When I suggested to Lenore that, perhaps, it was the devilish glint in my eye, she just laughed and said that I had the doleful, drooping eyes of an ancient bloodhound that’d just been beaten with a newspaper for pooping on the rug. She elaborated: a faded Persian rug, she said.

Strange analogy.

“Why does it have to be faded?”

“Because that makes you all the more pathetic,” she said. “A threadbare old rug is prized more highly than you are, you see. You are tolerated, but only on the condition that, even in your sad, belly-dragging dotage, you don’t disgrace yourself on some tattered old bit of rag. If you do, then it’s smack! [and here she actually biffed me on the nose], and: What’re you any good for anyway, Fudge?! And: Next time, it’s off to see Dr. Baylis for the needle, and your remains to the four winds! …Heavens, the pong!

I shook my head.

… It occurs to me, though, that this is not the first time I’ve been, at least, compared to the Devil. But as I recall, there was some cause for this then. Long, long ago, when the hair in my armpits was a bizarrely entitling novelty, and I had legs like long pallid lengths of rope with a single huge knot in their middles, I got myself into a bit of trouble with the sports master of my old school. (Teachers were called masters then, if you went, as I did, to a Canadian private school—where you were guaranteed either the very best, or the very worst of educations, depending (as a rule) on whether your school chaplain was an east or west facing priest. Ours was east—so you understand.*) Our class was taken to a private club nearby that had squash courts. We, obviously, were expected to play squash there. But rather than do so, me and a threesome of fellows (one of whom, I might add, is now a crown attorney of no small reputation) thought it would be more fun to tie shut with our sweatshirts the various doors of the other courts in use, stand inconspicuously in the observation balconies overlooking them, and poor glasses of water over our classmates’ heads when they tried, in vain, to leave.

I seem to remember being flinged out the doors of the place; informed that I was single-handedly responsible for destroying the school’s relationship with the club**. The master in question—Mr. Sparks, reputedly of the old Ottawa Sparkses—then leveled a long glare at me, and told me that there wasn’t a doubt in his mind that I had broken from Lucifer’s own loins.

Harsh stuff. And, I hasten to add, richly deserved. I can’t say that I’ve entirely mended my ways, but I’m always impeccably behaved on squash courts now—often deferring a win to some wet oaf who could no sooner hit his own head with his racket than the ball.
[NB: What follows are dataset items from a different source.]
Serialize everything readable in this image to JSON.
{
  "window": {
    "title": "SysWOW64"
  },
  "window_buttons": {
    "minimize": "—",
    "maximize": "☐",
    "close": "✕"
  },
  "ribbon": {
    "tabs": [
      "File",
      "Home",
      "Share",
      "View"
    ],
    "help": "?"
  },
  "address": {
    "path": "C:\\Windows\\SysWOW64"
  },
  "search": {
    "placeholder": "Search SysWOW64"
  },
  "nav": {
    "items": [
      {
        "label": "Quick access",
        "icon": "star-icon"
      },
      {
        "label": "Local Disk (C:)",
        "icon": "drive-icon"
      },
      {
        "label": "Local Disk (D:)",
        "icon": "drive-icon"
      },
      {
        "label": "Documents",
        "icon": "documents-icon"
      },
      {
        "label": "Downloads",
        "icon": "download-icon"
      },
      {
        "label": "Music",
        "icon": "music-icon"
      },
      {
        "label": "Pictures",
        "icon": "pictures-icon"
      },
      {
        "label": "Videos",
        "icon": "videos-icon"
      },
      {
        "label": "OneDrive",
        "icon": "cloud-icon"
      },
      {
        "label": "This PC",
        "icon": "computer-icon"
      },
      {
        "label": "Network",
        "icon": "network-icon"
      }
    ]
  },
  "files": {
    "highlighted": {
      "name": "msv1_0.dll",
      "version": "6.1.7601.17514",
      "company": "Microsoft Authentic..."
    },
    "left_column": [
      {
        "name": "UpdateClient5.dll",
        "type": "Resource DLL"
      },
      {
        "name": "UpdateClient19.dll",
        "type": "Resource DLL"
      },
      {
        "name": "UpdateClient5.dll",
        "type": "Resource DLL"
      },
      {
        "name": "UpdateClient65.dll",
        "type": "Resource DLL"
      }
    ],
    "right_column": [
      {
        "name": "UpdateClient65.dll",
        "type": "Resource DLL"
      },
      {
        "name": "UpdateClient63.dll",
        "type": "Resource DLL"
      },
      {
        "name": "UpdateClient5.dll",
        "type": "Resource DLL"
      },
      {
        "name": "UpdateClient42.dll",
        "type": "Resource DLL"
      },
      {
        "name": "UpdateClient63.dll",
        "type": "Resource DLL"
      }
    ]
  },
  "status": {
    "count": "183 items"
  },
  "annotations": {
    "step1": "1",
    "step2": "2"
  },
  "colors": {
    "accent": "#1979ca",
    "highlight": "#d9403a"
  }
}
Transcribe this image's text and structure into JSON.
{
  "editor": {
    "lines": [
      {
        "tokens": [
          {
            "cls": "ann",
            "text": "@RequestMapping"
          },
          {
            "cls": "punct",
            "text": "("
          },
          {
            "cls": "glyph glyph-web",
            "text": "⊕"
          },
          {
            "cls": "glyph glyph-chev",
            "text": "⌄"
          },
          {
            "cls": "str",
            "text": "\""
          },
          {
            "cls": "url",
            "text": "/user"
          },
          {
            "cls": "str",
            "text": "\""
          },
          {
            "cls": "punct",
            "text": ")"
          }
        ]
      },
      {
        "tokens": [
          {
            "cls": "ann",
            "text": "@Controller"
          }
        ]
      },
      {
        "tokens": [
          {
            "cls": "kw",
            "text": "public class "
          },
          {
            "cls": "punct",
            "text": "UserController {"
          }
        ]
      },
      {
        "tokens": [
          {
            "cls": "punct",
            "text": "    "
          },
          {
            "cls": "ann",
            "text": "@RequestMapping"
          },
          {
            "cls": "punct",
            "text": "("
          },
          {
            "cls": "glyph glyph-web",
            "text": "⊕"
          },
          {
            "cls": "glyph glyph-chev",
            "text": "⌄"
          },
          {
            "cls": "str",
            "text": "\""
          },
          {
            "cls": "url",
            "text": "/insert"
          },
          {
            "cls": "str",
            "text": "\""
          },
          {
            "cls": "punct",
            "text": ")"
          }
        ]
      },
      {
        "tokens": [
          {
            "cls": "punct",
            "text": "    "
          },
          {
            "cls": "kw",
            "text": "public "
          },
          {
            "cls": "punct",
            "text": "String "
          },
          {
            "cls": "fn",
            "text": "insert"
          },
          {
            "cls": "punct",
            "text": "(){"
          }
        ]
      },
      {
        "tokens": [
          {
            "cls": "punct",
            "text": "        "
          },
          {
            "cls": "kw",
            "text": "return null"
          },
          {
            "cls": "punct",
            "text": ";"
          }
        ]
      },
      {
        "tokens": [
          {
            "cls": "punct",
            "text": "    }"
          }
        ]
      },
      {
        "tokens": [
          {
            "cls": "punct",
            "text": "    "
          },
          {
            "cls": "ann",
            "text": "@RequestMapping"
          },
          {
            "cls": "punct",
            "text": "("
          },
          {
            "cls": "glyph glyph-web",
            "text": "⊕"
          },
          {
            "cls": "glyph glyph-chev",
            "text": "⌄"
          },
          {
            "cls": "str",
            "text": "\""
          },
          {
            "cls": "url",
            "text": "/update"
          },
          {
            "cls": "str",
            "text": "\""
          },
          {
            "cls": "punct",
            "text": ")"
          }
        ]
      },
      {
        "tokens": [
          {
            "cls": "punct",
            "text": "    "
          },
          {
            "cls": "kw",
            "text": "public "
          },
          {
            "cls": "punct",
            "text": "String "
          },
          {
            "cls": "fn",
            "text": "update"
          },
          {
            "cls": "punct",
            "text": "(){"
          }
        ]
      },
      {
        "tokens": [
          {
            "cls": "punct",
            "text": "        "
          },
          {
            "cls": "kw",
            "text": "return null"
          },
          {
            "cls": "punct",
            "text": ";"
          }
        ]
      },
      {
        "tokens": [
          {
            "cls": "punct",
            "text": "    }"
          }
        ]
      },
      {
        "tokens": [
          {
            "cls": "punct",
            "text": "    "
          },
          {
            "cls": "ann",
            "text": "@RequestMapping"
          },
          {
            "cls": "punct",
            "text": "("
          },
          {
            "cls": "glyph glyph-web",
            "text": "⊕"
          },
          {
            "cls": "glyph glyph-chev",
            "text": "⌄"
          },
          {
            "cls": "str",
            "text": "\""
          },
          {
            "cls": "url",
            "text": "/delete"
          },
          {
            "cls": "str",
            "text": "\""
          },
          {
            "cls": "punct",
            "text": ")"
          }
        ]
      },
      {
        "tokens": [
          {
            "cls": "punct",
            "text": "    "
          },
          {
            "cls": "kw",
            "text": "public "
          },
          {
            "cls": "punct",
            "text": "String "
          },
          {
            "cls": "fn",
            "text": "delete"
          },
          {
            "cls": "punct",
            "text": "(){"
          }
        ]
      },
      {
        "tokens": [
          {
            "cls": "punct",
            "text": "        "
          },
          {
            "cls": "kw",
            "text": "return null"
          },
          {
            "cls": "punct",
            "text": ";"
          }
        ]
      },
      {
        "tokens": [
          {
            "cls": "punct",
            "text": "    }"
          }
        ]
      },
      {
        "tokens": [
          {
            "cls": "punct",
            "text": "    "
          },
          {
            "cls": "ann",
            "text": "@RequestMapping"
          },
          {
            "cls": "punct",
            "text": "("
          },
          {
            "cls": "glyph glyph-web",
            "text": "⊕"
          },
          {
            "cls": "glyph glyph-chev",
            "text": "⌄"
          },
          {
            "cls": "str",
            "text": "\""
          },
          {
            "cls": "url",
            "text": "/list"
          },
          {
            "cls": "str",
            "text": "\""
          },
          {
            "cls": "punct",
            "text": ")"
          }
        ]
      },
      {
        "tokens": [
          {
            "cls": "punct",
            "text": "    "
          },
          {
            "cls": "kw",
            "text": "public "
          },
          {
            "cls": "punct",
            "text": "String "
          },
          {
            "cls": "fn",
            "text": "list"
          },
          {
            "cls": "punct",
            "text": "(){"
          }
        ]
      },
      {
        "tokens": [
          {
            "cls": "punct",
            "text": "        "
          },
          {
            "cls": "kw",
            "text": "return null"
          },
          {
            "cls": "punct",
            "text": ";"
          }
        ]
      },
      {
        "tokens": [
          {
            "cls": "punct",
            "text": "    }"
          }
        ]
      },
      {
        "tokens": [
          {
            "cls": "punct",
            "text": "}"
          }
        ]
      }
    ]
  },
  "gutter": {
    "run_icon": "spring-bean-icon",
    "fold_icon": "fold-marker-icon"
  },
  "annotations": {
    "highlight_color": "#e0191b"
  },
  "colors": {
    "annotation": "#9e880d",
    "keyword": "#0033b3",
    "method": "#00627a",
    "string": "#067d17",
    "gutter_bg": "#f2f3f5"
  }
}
My Pentecostal friend had quitted his post by the time we returned from our walk … I imagine a motley crew of Carmelite sisters bullying him with rosaries like bicycle chains until he made good his escape.



*A totally apocryphal piece of pretentiousness, I’ve since discovered. I’ve met only one one-time east-facing priest, and I’ve a strong suspicion that he did so because he was drunk at the time; and keen to disguise a black eye he’d got that afternoon in a fistfight.

**Snooteigh's, we called it.For excrement living on increment.